It led to “the trial of the century”, or one of them, in the US. But it began, 100 years ago this week, with a random murder designed to be the perfect, unsolvable crime.
The perpetrators were two wealthy and highly intelligent Chicagoans who had fallen under the spell of philosopher Friedrich Nietzsche and considered themselves Übermenschen (“supermen”), above the rules that governed ordinary humans.
Child prodigies both, Nathan Leopold jnr and Richard Loeb had bonded and become lovers at the University of Chicago.
While there, they also dabbled in petty law-breaking, before graduating to the idea that they should kill somebody, for thrills and to prove a point.
On the afternoon of May 21st, 1924, they coaxed a 14-year-old neighbour, Bobby Franks, also from a wealthy family, into the passenger seat of their car.
One of the pair, probably Loeb, first knocked the boy unconscious from behind, then dragged him into the back seat and suffocated him while the other sat at the wheel.
After that, they drove the body to a quiet location in Indiana, Wolf Lake, and hid it in a culvert, first removing all clothes and disfiguring the boy’s features with hydrochloric acid.
They poured acid not just on his face but his genitals, because he had been circumcised, which was still unusual in the US then for someone who wasn’t Jewish and might have helped identify him.

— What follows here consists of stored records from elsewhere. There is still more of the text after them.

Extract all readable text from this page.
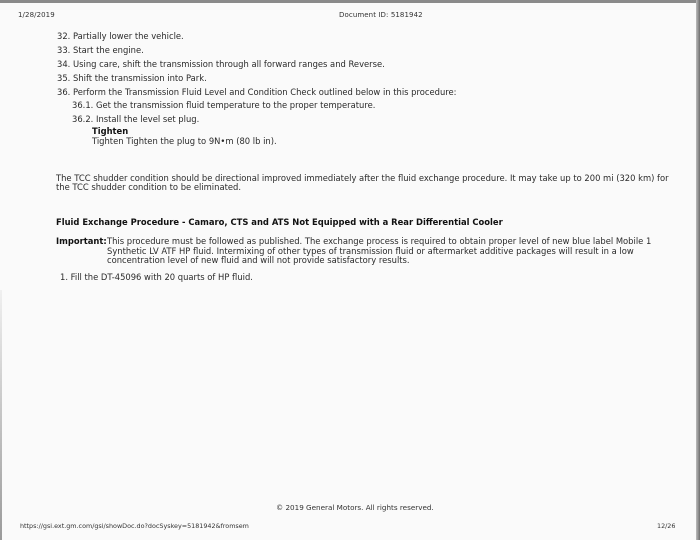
1/28/2019	Document ID: 5181942
32. Partially lower the vehicle.
33. Start the engine.
34. Using care, shift the transmission through all forward ranges and Reverse.
35. Shift the transmission into Park.
36. Perform the Transmission Fluid Level and Condition Check outlined below in this procedure:
36.1. Get the transmission fluid temperature to the proper temperature.
36.2. Install the level set plug.
Tighten
Tighten Tighten the plug to 9N•m (80 lb in).
The TCC shudder condition should be directional improved immediately after the fluid exchange procedure. It may take up to 200 mi (320 km) for
the TCC shudder condition to be eliminated.
Fluid Exchange Procedure - Camaro, CTS and ATS Not Equipped with a Rear Differential Cooler
Important: This procedure must be followed as published. The exchange process is required to obtain proper level of new blue label Mobile 1
Synthetic LV ATF HP fluid. Intermixing of other types of transmission fluid or aftermarket additive packages will result in a low
concentration level of new fluid and will not provide satisfactory results.
1. Fill the DT-45096 with 20 quarts of HP fluid.
© 2019 General Motors. All rights reserved.
https://gsi.ext.gm.com/gsi/showDoc.do?docSyskey=5181942&fromsem	12/26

Later, they contacted the Franks family seeking a ransom.
But this was just part of their plan to deflect investigators, while adding another layer of audacity to their crime.
Money was not a prime motivation – they had more than enough already – and anyway, the ransom plot was quickly abandoned when police found the body.
Leopold and Loeb acted nonchalant, meanwhile, joking with friends about the story. Asked by a reporter acquaintance to describe the 14-year-old, Loeb said: “If I were to murder anybody it would be just such a cocky little son of a bitch as Bobby Franks.”
But clever as they thought they were, the pair had made at least one stupid mistake. Police found a pair of glasses near the body, common in most respects except for an unusual hinge of which the opticians had sold only three in Chicago, one to Leopold.
The perfect crime unravelled in little more than a week. By the end of May, the two men had been arrested.
Both soon confessed, implicating each other as the main culprit.
Their prosecution was a career highlight for an Irish-American lawyer named Robert Emmet Crowe. As a judge, Crowe had several years earlier sentenced a Thomas Fitzgerald to death for child murder. Now he was state attorney for Cook County, Illinois.
In another sphere, vindicating his Christian names, he had also established himself as one of Chicago’s leading Irish republicans.
He was a regular feature in the “Kerry Chicago Notes” column of Tralee’s Liberator newspaper. Years later, after his retirement, the paper praised among other things the positive racial discrimination he had practiced in recruitment:
“He is worthy of the name he bears and has always been a consistent friend of Ireland ...]While in office he availed almost exclusively of Irish talent for his law enforcement work.”
But in the Leopold and Loeb trial, Crowe was up against a doughty opponent, Clarence Darrow - soon to be more famous for defending a Tennessee school-teacher in the “Scopes Monkey Trial” – and lost.
Darrow considered it inevitable that his clients would be convicted so persuaded them to plead guilty and fought instead only to avoid the death penalty.
His arguments encompassed everything from parental neglect and a young Leopold’s alleged sexual abuse by a governess to the brutalising effect on society of the first World War. The strategy worked. His clients got life imprisonment.
Leopold survived to win parole and spend later years pursuing an earlier interest in ornithology.
For his co-conspirator, however, prison proved to be a deferred death sentence.
In 1936, a fellow inmate slashed Loeb’s throat in response to a claimed sexual advance. There are grounds to suspect the advance had been the other way round. But the notoriety of Loeb’s crime and widespread homophobia meant there was little sympathy.
The combination of his erudition and the presumed circumstances of death led to a notorious joke, usually attributed to another Irish Chicagoan, the journalist Ed Lahey.
For decades afterwards, it was local newspaper legend that, reporting the prison murder for the Chicago Daily News, Lahey had quipped of how Loeb, despite being a master of English, “today ended a sentence with a proposition”.
But when the writer John Aloysius Farrell (a biographer of Darrow among others) went looking for the original some years ago, it was nowhere to be found.
He concluded that the phantom quotation may have been just an oral tradition among pressmen, repeated until it became history. Either that or, if the words really had made a brief appearance in print, they had been quickly “killed” between editions by the editors.